Long-term physical inactivity probably leads to a co-existence of osteoporosis and sarcopenia which result in a high risk of falls, fractures, disability and even mortality. However, universally applicable and feasible approaches are lacking in the concurrent treatment of osteoporosis and sarcopenia. In this study, we evaluated the effect of strontium zinc silicate bioceramic (SZS) extract on osteoporosis and sarcopenia and explored its underlying mechanisms.

Methods

Hindlimb osteoporosis and sarcopenia were established in a tail-suspended rat model. The bones were conducted μCT scanning, histological examination, and gene expression analysis, and the muscles were conducted histological examination and gene expression analysis. In vitro, the effect of SZS extract on osteoblasts was determined by alizarin red S staining, immunofluorescence and qPCR. Similarly, the effect of SZS extract on myoblasts was determined by immunofluorescence and qPCR.. At last, the role of Piezo1 and the change of intracellular calcium ion (Ca2+) were explored through blockading the Piezo1 by GsMTx4 in MC3T3-E1 and C2C12 cells, respectively.

Results

We found that SZS extract could concurrently and efficiently prevent bone structure deterioration, muscle atrophy and fibrosis in hind limbs of the tail-suspended rats. The in vivo study also showed that SZS extract could upregulate the mRNA expression of Piezo1, thereby maintaining the homeostasis of bones and muscles. In vitro study demonstrated that SZS extract could promote the proliferation and differentiation of MC3T3-E1 and C2C12 cells by increasing the intracellular Ca2+ in a Piezo1-dependent manner.

Conclusion

This study demonstrated that SZS extract could increase Piezo1-mediated intracellular Ca2+, and facilitate osteogenic differentiation of osteoblast and myogenic differentiation of myoblasts, contributing to alleviation of osteoporosis and sarcopenia in a tail-suspended rat model.

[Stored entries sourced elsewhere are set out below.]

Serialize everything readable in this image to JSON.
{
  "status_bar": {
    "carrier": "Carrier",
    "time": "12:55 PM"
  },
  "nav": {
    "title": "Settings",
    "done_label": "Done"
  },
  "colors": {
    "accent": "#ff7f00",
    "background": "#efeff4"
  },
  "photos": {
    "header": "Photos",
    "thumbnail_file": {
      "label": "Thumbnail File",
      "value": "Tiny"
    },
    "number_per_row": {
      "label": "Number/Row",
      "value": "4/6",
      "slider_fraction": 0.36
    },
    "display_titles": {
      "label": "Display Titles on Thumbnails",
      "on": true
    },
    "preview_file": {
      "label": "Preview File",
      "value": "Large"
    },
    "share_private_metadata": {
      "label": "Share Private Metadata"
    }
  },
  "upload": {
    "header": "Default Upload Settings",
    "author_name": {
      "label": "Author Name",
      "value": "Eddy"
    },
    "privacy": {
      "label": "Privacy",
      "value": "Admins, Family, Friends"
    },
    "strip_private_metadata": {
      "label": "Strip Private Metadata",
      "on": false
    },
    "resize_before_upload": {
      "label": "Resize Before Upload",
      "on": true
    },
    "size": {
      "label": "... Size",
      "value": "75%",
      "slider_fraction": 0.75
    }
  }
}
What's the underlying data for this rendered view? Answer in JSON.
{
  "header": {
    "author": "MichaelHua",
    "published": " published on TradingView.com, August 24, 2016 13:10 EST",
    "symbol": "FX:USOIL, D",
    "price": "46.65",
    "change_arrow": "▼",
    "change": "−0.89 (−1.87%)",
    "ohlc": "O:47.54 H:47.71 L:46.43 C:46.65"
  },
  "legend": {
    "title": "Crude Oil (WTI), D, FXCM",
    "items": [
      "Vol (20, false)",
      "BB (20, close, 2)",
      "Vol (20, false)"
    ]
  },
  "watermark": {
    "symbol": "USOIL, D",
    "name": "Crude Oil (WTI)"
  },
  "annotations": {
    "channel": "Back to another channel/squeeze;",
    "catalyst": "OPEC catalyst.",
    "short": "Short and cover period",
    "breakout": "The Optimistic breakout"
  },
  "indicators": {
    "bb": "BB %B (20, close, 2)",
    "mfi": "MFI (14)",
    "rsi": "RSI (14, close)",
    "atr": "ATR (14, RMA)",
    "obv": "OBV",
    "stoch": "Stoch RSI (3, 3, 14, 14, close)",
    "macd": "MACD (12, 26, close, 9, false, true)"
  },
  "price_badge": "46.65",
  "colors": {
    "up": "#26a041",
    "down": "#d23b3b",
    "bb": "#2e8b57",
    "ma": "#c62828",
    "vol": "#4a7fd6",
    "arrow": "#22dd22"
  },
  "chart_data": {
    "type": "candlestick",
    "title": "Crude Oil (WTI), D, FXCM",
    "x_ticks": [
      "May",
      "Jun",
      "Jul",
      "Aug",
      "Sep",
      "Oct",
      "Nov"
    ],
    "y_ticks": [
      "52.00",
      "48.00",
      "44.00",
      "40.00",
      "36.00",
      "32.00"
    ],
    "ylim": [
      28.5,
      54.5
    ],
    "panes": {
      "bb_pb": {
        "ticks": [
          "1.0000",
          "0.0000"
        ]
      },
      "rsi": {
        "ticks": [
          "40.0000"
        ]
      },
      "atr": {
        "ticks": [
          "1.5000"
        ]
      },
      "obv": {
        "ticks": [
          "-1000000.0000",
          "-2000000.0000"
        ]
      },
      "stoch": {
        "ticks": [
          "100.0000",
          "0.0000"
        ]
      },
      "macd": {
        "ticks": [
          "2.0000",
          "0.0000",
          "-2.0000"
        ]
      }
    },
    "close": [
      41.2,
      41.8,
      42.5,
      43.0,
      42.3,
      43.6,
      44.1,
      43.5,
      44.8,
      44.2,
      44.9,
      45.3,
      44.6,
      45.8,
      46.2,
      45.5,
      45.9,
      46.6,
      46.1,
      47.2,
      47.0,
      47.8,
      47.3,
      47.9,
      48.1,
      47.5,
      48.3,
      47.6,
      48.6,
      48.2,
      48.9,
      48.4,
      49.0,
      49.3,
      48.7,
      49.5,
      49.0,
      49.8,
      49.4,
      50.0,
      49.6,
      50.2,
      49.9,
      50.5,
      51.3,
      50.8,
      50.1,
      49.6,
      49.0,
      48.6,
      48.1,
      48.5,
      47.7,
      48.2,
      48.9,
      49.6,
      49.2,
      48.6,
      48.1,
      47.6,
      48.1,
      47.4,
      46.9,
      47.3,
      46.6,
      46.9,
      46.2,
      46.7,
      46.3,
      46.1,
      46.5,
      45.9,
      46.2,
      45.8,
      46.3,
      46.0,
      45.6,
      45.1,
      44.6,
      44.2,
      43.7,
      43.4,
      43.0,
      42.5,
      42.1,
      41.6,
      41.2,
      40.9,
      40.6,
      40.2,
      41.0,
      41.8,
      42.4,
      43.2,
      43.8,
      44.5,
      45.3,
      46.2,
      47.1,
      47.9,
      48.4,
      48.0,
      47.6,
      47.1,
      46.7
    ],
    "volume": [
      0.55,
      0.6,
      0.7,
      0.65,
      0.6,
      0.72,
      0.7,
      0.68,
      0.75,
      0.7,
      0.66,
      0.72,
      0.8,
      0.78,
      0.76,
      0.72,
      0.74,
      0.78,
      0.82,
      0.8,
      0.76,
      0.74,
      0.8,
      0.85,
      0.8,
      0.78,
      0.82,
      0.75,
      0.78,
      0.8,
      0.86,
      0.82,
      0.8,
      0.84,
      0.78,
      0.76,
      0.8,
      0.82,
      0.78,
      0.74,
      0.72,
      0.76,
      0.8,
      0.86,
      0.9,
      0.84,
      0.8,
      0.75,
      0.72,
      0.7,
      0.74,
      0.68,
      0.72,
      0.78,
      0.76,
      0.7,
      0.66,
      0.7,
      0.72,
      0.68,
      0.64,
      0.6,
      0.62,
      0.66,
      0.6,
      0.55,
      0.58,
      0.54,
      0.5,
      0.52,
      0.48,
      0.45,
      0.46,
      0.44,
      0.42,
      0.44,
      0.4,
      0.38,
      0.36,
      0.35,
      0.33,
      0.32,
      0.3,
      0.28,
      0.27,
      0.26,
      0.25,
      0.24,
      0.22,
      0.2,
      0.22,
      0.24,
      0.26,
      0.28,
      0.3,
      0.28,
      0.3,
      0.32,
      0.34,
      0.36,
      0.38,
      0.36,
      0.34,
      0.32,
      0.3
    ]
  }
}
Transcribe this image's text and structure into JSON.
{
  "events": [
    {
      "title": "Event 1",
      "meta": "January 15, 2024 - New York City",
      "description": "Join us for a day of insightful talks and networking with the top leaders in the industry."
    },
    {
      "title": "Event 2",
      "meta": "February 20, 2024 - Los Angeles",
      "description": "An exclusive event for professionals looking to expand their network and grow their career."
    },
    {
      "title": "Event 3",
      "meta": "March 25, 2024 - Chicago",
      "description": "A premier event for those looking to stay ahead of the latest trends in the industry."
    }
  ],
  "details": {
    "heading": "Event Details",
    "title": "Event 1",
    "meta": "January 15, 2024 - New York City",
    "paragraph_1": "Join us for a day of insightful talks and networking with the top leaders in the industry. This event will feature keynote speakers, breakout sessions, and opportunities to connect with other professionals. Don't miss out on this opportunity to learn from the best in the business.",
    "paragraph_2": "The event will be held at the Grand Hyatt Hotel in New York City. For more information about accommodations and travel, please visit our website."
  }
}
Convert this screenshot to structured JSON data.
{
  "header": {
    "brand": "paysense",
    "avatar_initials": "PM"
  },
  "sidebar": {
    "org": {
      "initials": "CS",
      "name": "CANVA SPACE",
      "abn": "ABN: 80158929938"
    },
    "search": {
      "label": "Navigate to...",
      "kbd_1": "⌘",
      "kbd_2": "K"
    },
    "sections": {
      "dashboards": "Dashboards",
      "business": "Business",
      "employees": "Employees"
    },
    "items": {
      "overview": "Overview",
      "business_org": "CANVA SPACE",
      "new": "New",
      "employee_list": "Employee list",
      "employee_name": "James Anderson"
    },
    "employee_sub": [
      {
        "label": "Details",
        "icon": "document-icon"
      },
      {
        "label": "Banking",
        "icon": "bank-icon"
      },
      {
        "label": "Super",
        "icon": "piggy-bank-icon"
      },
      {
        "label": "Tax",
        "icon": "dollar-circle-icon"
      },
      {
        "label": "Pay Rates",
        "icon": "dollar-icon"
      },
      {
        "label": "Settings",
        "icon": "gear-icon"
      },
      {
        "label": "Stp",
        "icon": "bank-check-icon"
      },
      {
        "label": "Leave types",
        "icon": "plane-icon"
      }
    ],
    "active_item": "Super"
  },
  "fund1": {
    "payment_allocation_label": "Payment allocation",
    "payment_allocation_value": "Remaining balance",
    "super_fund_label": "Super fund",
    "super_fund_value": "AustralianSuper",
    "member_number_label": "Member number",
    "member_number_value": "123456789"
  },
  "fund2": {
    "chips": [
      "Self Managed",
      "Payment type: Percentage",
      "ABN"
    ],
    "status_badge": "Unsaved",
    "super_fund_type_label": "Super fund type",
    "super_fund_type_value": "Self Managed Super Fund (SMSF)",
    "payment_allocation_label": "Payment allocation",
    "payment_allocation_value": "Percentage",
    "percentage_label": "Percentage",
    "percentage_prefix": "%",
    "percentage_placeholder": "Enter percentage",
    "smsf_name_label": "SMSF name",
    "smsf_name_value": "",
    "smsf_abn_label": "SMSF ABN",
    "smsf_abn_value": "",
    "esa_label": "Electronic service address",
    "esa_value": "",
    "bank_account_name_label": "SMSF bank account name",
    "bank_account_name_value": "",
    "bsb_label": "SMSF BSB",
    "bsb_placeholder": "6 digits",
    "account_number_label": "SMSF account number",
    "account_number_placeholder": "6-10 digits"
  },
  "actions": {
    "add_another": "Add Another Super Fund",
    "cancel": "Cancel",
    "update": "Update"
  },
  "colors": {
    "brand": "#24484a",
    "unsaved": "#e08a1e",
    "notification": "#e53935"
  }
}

The translational potential of this article

The current study might provide a universally applicable and efficient strategy to treat musculoskeletal disorders based on bioactive ceramics. The verification of the role of Piezo1-modulated intracellular Ca2+ during osteogenesis and myogenesis provided a possible therapeutic target against mechanical related diseases.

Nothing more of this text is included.